Research in Motion (RIM) has created a new smartphone for world travelers, a unit capable of operating on both CDMA and GSM wireless networks.
The new BlackBerry 8830 World Edition will first be offered to Verizon Wireless customers then open to Sprint users. Also being offered is a new Global BlackBerry service that will provide wireless phone capability in more than 150 countries and e-mail service in more than 60 countries.
Since Sprint and Verizon operate on the CDMA (code division multiple access) platform, wireless devices made for their networks are incompatible with the GSM (global system for mobile communications) platform used in most areas outside the United States.
This has placed Sprint and Verizon at a disadvantage when competing for international traveler business, since AT&T and T-Mobile USA are GSM systems.
As a result, whereas GSM-based carriers such as AT&T and T-Mobile USA can easily offer phones that work overseas, Verizon and Sprint haven’t had many options for their customers who travel abroad.
Good News for Globetrotters
“International business travelers should be excited if they’re Verizon Wireless and Sprint customers,” Jupiter Research analyst Neil Strother told TechNewsWorld. “Previous ‘world’ phones for CDMA networks have not been all that successful, for a variety of reasons. Given the wide acceptance of BlackBerries, this should help both carriers retain existing business customers, and attract new ones who travel frequently to GSM markets in Europe, Asia and Latin America.”
The phones designed for Verizon and for Sprint are somewhat different in that the Verizon version will not have a removable SIM card, a feature found on virtually all GSM phones which allows SIM card owners to access local GSM networks while abroad for cheaper voice service.
Verizon, in “locking” its version of the 8830, will require customers to use the roaming service provided by Verizon parent Vodafone, said Verizon Wireless spokesperson Brenda Raney in an interview with TechNewsWorld.
Strother said the nonremovable SIM card might be a “warning flag” for potential buyers, as the locking of the handset “means someone using a Verizon BlackBerry 8830 will not be able to swap out a SIM in France, for instance, to take advantage of lower calling rates. Instead, higher international roaming fees will apply, which takes away one of the benefits of GSM.”

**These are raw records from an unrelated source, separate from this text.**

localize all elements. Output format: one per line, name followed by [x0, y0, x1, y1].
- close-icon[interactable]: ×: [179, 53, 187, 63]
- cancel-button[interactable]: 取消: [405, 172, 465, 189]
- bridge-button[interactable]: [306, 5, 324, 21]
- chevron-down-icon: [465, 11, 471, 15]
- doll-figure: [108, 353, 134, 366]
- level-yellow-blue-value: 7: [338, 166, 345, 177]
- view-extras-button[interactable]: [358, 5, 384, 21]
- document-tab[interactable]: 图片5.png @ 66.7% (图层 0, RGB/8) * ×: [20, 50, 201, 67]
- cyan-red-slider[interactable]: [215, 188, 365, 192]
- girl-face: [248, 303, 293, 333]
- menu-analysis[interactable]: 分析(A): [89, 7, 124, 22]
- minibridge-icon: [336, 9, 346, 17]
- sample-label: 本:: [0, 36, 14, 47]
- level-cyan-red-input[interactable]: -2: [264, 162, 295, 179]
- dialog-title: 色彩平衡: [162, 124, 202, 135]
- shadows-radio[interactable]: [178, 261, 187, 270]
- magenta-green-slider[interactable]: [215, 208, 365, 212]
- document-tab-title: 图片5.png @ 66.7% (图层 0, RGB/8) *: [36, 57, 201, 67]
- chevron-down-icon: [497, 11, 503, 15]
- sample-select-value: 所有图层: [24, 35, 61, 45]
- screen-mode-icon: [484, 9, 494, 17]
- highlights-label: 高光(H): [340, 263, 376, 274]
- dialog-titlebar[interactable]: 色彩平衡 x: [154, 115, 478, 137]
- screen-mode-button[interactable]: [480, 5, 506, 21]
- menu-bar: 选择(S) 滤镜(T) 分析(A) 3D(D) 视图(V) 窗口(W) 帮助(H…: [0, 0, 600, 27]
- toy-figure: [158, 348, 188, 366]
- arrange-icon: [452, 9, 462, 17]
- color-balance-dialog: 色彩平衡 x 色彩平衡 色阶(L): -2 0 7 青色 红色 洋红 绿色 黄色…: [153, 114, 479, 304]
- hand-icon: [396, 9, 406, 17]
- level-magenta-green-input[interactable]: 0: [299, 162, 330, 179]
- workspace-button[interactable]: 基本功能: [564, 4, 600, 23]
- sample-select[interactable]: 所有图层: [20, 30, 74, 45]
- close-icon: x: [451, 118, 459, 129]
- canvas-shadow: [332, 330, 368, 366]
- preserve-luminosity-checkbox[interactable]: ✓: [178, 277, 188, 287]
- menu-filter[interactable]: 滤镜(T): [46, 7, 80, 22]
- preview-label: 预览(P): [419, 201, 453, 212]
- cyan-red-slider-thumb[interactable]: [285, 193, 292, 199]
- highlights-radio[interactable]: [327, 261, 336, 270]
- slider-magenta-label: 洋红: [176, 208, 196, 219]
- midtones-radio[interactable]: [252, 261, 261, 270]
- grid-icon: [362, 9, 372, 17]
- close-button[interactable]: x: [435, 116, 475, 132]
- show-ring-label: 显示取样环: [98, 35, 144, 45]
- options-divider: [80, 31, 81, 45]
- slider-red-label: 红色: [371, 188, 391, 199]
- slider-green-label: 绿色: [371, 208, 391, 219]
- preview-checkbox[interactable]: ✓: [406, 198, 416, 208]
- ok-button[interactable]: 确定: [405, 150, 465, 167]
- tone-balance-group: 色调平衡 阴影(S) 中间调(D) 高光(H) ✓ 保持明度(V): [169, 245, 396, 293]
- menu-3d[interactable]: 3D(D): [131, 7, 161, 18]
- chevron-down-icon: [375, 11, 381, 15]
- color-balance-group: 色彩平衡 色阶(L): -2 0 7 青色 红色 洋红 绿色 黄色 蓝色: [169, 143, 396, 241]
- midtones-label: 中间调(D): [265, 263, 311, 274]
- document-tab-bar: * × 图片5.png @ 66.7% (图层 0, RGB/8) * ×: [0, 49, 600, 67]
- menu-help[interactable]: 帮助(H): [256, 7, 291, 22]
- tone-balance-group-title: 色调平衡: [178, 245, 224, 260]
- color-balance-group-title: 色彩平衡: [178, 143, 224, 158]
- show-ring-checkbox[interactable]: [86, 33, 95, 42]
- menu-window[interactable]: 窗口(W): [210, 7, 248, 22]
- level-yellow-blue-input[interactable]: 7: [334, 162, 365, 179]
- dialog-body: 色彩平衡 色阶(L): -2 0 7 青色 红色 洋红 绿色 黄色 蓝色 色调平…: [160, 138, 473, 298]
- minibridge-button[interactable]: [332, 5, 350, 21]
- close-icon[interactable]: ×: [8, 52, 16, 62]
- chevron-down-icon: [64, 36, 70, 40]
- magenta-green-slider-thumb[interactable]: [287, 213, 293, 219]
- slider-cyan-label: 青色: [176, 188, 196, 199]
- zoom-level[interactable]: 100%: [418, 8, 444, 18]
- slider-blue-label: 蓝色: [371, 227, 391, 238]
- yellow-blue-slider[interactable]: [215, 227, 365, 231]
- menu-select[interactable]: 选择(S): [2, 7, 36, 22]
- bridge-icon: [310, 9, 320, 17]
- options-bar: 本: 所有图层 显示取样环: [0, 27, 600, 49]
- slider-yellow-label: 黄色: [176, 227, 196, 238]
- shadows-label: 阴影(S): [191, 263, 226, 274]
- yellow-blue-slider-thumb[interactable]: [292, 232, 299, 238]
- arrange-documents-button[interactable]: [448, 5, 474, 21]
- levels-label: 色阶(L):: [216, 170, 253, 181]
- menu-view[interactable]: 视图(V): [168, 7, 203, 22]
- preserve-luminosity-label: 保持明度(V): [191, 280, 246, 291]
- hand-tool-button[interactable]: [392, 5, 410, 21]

While that might be true, Verizon is slashing the US$400 list price for the 8830. It plans to offer the phone next month for $200 to customers who commit to two years of voice and data service.
Pricing for Sprint’s version of the phone has yet to be announced, Sprint spokesperson Amy Schiska-Lombard told TechNewsWorld. “We will announce as we get closer to availability,” she said. “You can expect it to be competitive with what Verizon is offering.”
While the Sprint model will not hit the market until July, Sprint — starting April 26 — will offer customers a chance to register to be among the first to get one by visiting a page on the company’s Web site, said Schiska-Lombard.
In its fact sheet for the 8830, Sprint took a jab at Verizon by noting its version has a host of “robust features — most notably unlocked SIM capabilities for voice services. With this device, individual customers and businesses with employees who frequently travel abroad can sign up for competitive international service plans from Sprint or take advantage of service from local providers in other countries.”
Verizon said customers signing up for Global BlackBerry service and a qualifying voice plan will pay $65 per month and get unlimited e-mail in the United States, Canada and more than 60 countries. Otherwise, they can pay $70 per month for data without voice.
Customers can also add a “Pay As You Go” data feature to qualifying voice plans for an extra $20 per megabyte. Those wanting to use the 8830 just for e-mail in the U.S. may choose an unlimited e-mail plan beginning at $50 per month.
Strother said the $200 price “is reasonable, but you have to buy a full-meal deal. This again works for corporate users, but this is by no means a mainstream product and service offering.”
The device’s data functionality is based on GPRS (general packet radio service) only while overseas, noted Strother, who said that such a platform is fine for text e-mails; however, for attachments, Web access, MMS and other uses, the platform is “painfully slow.”
Added Strother: “One would have expected EDGE (enhanced data rates for GSM evolution) at least.”